CHR Cloud Routing to peers

knx90 · June 10, 2025, 7:48pm

Hello guys. I’ve got CHR Hosting Mikrotik Router ver 7.19.1 on my OVH Cloud VPS and one public IP.
Already i configured two mikrotics from my 2 destinations. They are connected to Cloud server. For more clear:

i would like to ping between MT1 and MT2 and their LAN’s. i would like to connect to hosts beetwen those LANs.
i already add IP->Routes on MT2 like 10.0.0.0/24 via 10.1.0.2 and MT1 192.168.1.0/24 via 10.1.0.3 but still can’t even ping.
Also i can only ping one interface from Server terminal - cant ping 10.1.0.2 and 10.1.0.3, only one address - for now 10.1.0.3

Any solutions?

anav · June 10, 2025, 8:00pm

First of all how are you connecting to the two Mikrotik routers on the ground.
Its very unclear, what you have done so far and that is because no requirements have been stated etc..

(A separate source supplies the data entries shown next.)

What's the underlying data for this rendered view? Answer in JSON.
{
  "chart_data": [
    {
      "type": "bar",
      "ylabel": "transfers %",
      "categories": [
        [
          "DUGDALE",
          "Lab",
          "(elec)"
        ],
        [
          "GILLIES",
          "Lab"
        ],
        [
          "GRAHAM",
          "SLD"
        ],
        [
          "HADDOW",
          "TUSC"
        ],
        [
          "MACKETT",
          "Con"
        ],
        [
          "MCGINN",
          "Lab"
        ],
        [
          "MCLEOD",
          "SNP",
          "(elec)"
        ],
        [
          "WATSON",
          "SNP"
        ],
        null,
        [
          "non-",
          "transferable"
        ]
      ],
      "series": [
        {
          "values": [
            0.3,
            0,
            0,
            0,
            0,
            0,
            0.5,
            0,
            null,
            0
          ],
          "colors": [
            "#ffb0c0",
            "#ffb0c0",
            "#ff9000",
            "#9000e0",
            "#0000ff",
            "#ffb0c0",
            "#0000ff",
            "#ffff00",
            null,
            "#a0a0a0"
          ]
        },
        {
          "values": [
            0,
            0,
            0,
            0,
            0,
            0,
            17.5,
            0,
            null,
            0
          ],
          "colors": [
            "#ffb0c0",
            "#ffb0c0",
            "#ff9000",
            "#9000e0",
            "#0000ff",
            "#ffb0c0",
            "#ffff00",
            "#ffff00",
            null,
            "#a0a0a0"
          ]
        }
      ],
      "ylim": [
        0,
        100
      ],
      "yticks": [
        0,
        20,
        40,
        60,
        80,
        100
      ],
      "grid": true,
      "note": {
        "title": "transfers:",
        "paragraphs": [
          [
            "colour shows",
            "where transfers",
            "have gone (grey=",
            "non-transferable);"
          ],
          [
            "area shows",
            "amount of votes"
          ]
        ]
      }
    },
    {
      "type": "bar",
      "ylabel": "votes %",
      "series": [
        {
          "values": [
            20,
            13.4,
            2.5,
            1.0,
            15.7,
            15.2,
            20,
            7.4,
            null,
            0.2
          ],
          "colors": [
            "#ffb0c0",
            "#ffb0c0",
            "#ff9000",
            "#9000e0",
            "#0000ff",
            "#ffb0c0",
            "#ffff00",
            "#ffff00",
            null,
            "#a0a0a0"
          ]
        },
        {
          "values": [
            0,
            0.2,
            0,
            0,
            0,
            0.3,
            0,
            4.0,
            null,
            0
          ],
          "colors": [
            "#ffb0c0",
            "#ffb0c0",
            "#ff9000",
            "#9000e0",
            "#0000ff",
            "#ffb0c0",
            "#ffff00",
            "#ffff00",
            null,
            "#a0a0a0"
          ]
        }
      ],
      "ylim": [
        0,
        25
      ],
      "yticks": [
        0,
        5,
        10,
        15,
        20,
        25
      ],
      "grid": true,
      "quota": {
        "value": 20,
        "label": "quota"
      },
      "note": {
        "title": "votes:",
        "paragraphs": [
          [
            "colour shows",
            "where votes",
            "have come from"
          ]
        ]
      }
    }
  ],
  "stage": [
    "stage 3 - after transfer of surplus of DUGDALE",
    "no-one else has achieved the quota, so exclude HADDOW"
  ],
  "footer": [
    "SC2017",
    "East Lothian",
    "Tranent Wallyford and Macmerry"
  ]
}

knx90 · June 10, 2025, 8:47pm

MT1 - CG-NAT, class C on WAN Mikrotik interface
MT2 - Modem bridge configuration, WAN Mikrotik interface = WAN outside “what is my ip”

anav · June 11, 2025, 10:52am

So it would appear your M2 router gets a public IP from the bridged modem
(ip cloud IP = whatsmyIP(in browser) = ip dhcp client (or pppoe) IP.

If so, then whey do you need a CHR in the cloud? Purposes??

knx90 · June 11, 2025, 11:04am

Well that’s true - MT2 get public IP, but when im disconnecting WireGuard for example by reboot router, i cant establish agian connection between MT-1 and MT-2 till i’ll agian change port in firewall configuration and in WG configuration for random port. That’s why im trying Mikrotik VPS Router in model

LAN_1-MT1->CHR<-MT2-LAN_2. I would like to access from LAN_1 to LAN_2 and vice versa LAN_2 to LAN_1 via CHR VPS.

P.S MT-1 is based on mipsbe architecture and so i cant use Zero Tier.

anav · June 11, 2025, 11:30am

Ahh I see, so the issue is more precisely
a. I am located at R2 and reboot router 2 and lose my connection via wireguard to Router 1
OR
b. I am located at R1 and reboot router 1 and lose my connection via wireguard to Router2
OR
c. I am located at R1 and via wireguard reboot router2 and lose my connection via wireguard to Router 2 ( wg doesnt come back after reboot )

Normally after a reboot, there should be a slight delay and then wireguard reconnects is my understanding so need to figure out the correct scenario.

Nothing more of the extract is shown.